Bagi Kawan GNFI pencinta musik indie tanah air, kolaborasi antara Magnolia Celebration dan mendiang Ade Paloh (vokalis Sore) dalam lagu "The Art of Chasing You" adalah sebuah berkah sekaligus salam perpisahan yang manis.
Dirilis pada April 2024, lagu bergenre dream pop ini sekilas terdengar seperti lagu pendekatan (PDKT) romantis pada umumnya. Musiknya yang melodius dan menenangkan sangat nyaman di telinga.
Namun, jika Kawan menyimak liriknya bait demi bait, lagu ini menyajikan sesuatu yang jauh lebih mendalam daripada sekadar taktik mendekati gebetan. "The Art of Chasing You" adalah sebuah potret jujur tentang fase PDKT yang tidak biasa: sebuah perjalanan emosional yang penuh kecemasan, tetapi dihadapi dengan ketulusan yang luar biasa.
Berikut adalah pemaknaan mendalam di balik indahnya lirik "The Art of Chasing You."
Perang Pikiran: Saat Ekspektasi Bertubrukan dengan Realitas
Dalam PDKT biasa, kita sering kali hanya fokus pada bayangan indah saat berhasil mendapatkan hatinya. Namun, lagu ini justru jujur membuka ruang bagi rasa cemas dan overthinking yang kerap melanda di malam hari:
"Stay up late / While i contemplate / All the dreams that crashin within my fate / The expectation / And satisfaction / Battle in and out against my patience"

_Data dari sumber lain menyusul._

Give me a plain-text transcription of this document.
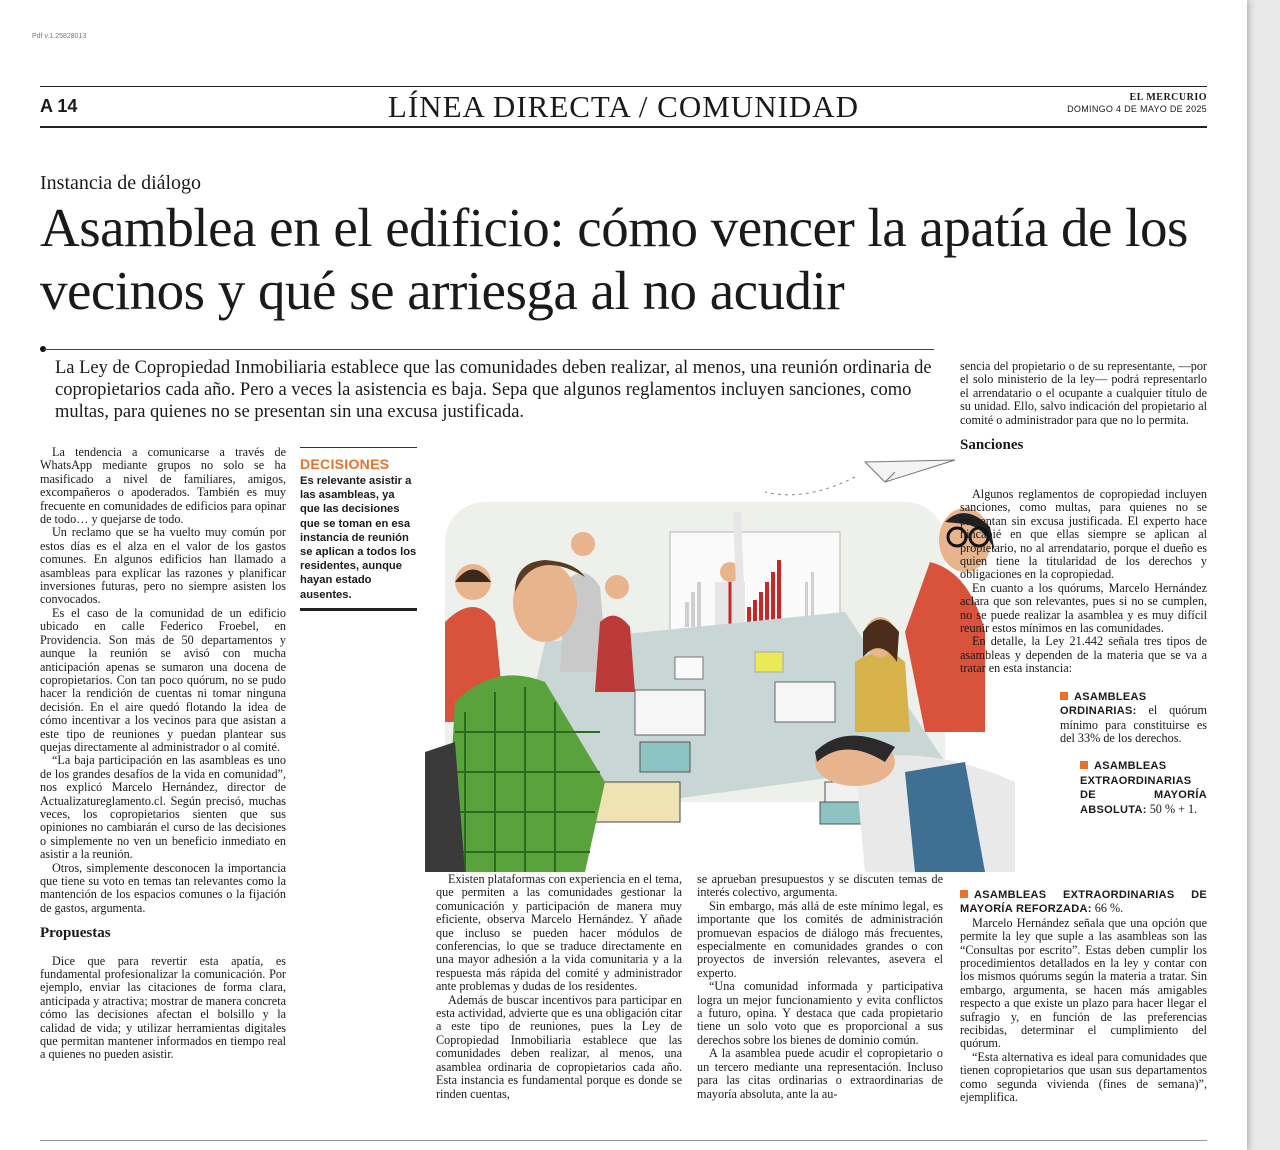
Pdf v.1.25828013
A 14	LÍNEA DIRECTA / COMUNIDAD	EL MERCURIO
DOMINGO 4 DE MAYO DE 2025
Instancia de diálogo
Asamblea en el edificio: cómo vencer la apatía de los vecinos y qué se arriesga al no acudir
La Ley de Copropiedad Inmobiliaria establece que las comunidades deben realizar, al menos, una reunión ordinaria de copropietarios cada año. Pero a veces la asistencia es baja. Sepa que algunos reglamentos incluyen sanciones, como multas, para quienes no se presentan sin una excusa justificada.

La tendencia a comunicarse a través de WhatsApp mediante grupos no solo se ha masificado a nivel de familiares, amigos, excompañeros o apoderados. También es muy frecuente en comunidades de edificios para opinar de todo… y quejarse de todo.

Un reclamo que se ha vuelto muy común por estos días es el alza en el valor de los gastos comunes. En algunos edificios han llamado a asambleas para explicar las razones y planificar inversiones futuras, pero no siempre asisten los convocados.

Es el caso de la comunidad de un edificio ubicado en calle Federico Froebel, en Providencia. Son más de 50 departamentos y aunque la reunión se avisó con mucha anticipación apenas se sumaron una docena de copropietarios. Con tan poco quórum, no se pudo hacer la rendición de cuentas ni tomar ninguna decisión. En el aire quedó flotando la idea de cómo incentivar a los vecinos para que asistan a este tipo de reuniones y puedan plantear sus quejas directamente al administrador o al comité.

“La baja participación en las asambleas es uno de los grandes desafíos de la vida en comunidad”, nos explicó Marcelo Hernández, director de Actualizatureglamento.cl. Según precisó, muchas veces, los copropietarios sienten que sus opiniones no cambiarán el curso de las decisiones o simplemente no ven un beneficio inmediato en asistir a la reunión.

Otros, simplemente desconocen la importancia que tiene su voto en temas tan relevantes como la mantención de los espacios comunes o la fijación de gastos, argumenta.

Propuestas

Dice que para revertir esta apatía, es fundamental profesionalizar la comunicación. Por ejemplo, enviar las citaciones de forma clara, anticipada y atractiva; mostrar de manera concreta cómo las decisiones afectan el bolsillo y la calidad de vida; y utilizar herramientas digitales que permitan mantener informados en tiempo real a quienes no pueden asistir.

DECISIONES
Es relevante asistir a las asambleas, ya que las decisiones que se toman en esa instancia de reunión se aplican a todos los residentes, aunque hayan estado ausentes.

Existen plataformas con experiencia en el tema, que permiten a las comunidades gestionar la comunicación y participación de manera muy eficiente, observa Marcelo Hernández. Y añade que incluso se pueden hacer módulos de conferencias, lo que se traduce directamente en una mayor adhesión a la vida comunitaria y a la respuesta más rápida del comité y administrador ante problemas y dudas de los residentes.

Además de buscar incentivos para participar en esta actividad, advierte que es una obligación citar a este tipo de reuniones, pues la Ley de Copropiedad Inmobiliaria establece que las comunidades deben realizar, al menos, una asamblea ordinaria de copropietarios cada año. Esta instancia es fundamental porque es donde se rinden cuentas,

se aprueban presupuestos y se discuten temas de interés colectivo, argumenta.

Sin embargo, más allá de este mínimo legal, es importante que los comités de administración promuevan espacios de diálogo más frecuentes, especialmente en comunidades grandes o con proyectos de inversión relevantes, asevera el experto.

“Una comunidad informada y participativa logra un mejor funcionamiento y evita conflictos a futuro, opina. Y destaca que cada propietario tiene un solo voto que es proporcional a sus derechos sobre los bienes de dominio común.

A la asamblea puede acudir el copropietario o un tercero mediante una representación. Incluso para las citas ordinarias o extraordinarias de mayoría absoluta, ante la au-

sencia del propietario o de su representante, —por el solo ministerio de la ley— podrá representarlo el arrendatario o el ocupante a cualquier título de su unidad. Ello, salvo indicación del propietario al comité o administrador para que no lo permita.

Sanciones

Algunos reglamentos de copropiedad incluyen sanciones, como multas, para quienes no se presentan sin excusa justificada. El experto hace hincapié en que ellas siempre se aplican al propietario, no al arrendatario, porque el dueño es quien tiene la titularidad de los derechos y obligaciones en la copropiedad.

En cuanto a los quórums, Marcelo Hernández aclara que son relevantes, pues si no se cumplen, no se puede realizar la asamblea y es muy difícil reunir estos mínimos en las comunidades.

En detalle, la Ley 21.442 señala tres tipos de asambleas y dependen de la materia que se va a tratar en esta instancia:

ASAMBLEAS ORDINARIAS: el quórum mínimo para constituirse es del 33% de los derechos.

ASAMBLEAS EXTRAORDINARIAS DE MAYORÍA ABSOLUTA: 50 % + 1.

ASAMBLEAS EXTRAORDINARIAS DE MAYORÍA REFORZADA: 66 %.

Marcelo Hernández señala que una opción que permite la ley que suple a las asambleas son las “Consultas por escrito”. Estas deben cumplir los procedimientos detallados en la ley y contar con los mismos quórums según la materia a tratar. Sin embargo, argumenta, se hacen más amigables respecto a que existe un plazo para hacer llegar el sufragio y, en función de las preferencias recibidas, determinar el cumplimiento del quórum.

“Esta alternativa es ideal para comunidades que tienen copropietarios que usan sus departamentos como segunda vivienda (fines de semana)”, ejemplifica.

Melalui bait pembuka ini, kita diajak menyelami isi kepala seseorang yang sedang berjuang melawan ekspektasinya sendiri. Pertarungan antara harapan di kepala dengan kenyataan di lapangan sering kali menguras kesabaran.
Kecemasan ini semakin nyata ketika lagu memasuki bagian pre-chorus:
"This is my fallout / To my fear of you / Fear of your way / Of getting away from me"
Ada ketakutan yang sangat manusiawi bahwa orang yang kita dambakan akan menjauh dan menghilang dari jangkauan. Rasa takut kehilangan inilah yang sering kali membuat seseorang bersikap defensif atau memilih mundur. Namun, di sinilah letak perbedaan lagu ini dengan PDKT pada umumnya.
Memahami "Seni" Berproses Tanpa Sifat Egois
Mengapa proses mengejar ini disebut sebagai sebuah seni (the art)? Jawabannya terletak pada keikhlasan untuk memahami, bukan sekadar memiliki. Saat menyanyikan baris "And i want to understand / The art of chasing you", si tokoh dalam lagu menunjukkan kedewasaan emosionalnya.
Ia tidak menuntut hasil yang instan atau memaksa orang tersebut untuk langsung menyukainya balik. Sebaliknya, ia justru ingin belajar memahami ritme hidup orang yang dicintainya, mengerti batasan, dan menghargai proses pengenalan itu sendiri secara perlahan.
Ketulusan yang sesungguhnya kemudian diuji ketika jalan yang ditempuh mulai terasa berat dan melelahkan:
"It's a Cold / Winding road / Dusty eyes and i'm still walkin' / To feel what you feel / I must admit that i am welcomin' the pain that you inflict / To get beside you"
Berjalan di jalan yang dingin, berliku, dan berdebu (dusty eyes) adalah metafora dari perjuangan cinta yang penuh rintangan. Menariknya, alih-alih menyerah atau merasa menjadi korban (playing victim), ia justru secara sadar "menyambut" rasa sakit (welcomin' the pain) demi bisa berada di sisi orang tersebut.
Ini bukanlah bentuk hubungan yang toksik atau masokisme tanpa arah. Ini adalah visualisasi dari ketulusan tingkat tinggi: sebuah kesadaran penuh bahwa mencintai seseorang berarti kita juga harus siap menerima paket lengkapnya, termasuk risiko patah hati.
Menghargai Proses, Bukan Sekadar Hasil Akhir
Melalui "The Art of Chasing You", Magnolia Celebration dan Ade Paloh berhasil menyampaikan pesan hangat bahwa cinta yang tulus tidak selalu menuntut akhir yang sempurna. Ada keindahan tersendiri ketika kita berani memperjuangkan seseorang, berani berkorban, dan berani bersikap jujur pada perasaan sendiri, terlepas dari apa pun hasil akhirnya nanti.
Bagi Kawan GNFI yang saat ini mungkin sedang mengagumi seseorang dari jauh, menaruh harapan di tengah ketidakpastian, atau sedang berjuang meyakinkan hati seseorang, lagu ini adalah kawan yang sangat hangat untuk menemani malam-malam kontemplasi Kawan. Karena pada akhirnya, keberanian untuk tetap tulus di tengah ketakutan akan terluka adalah seni tertinggi dalam mencintai.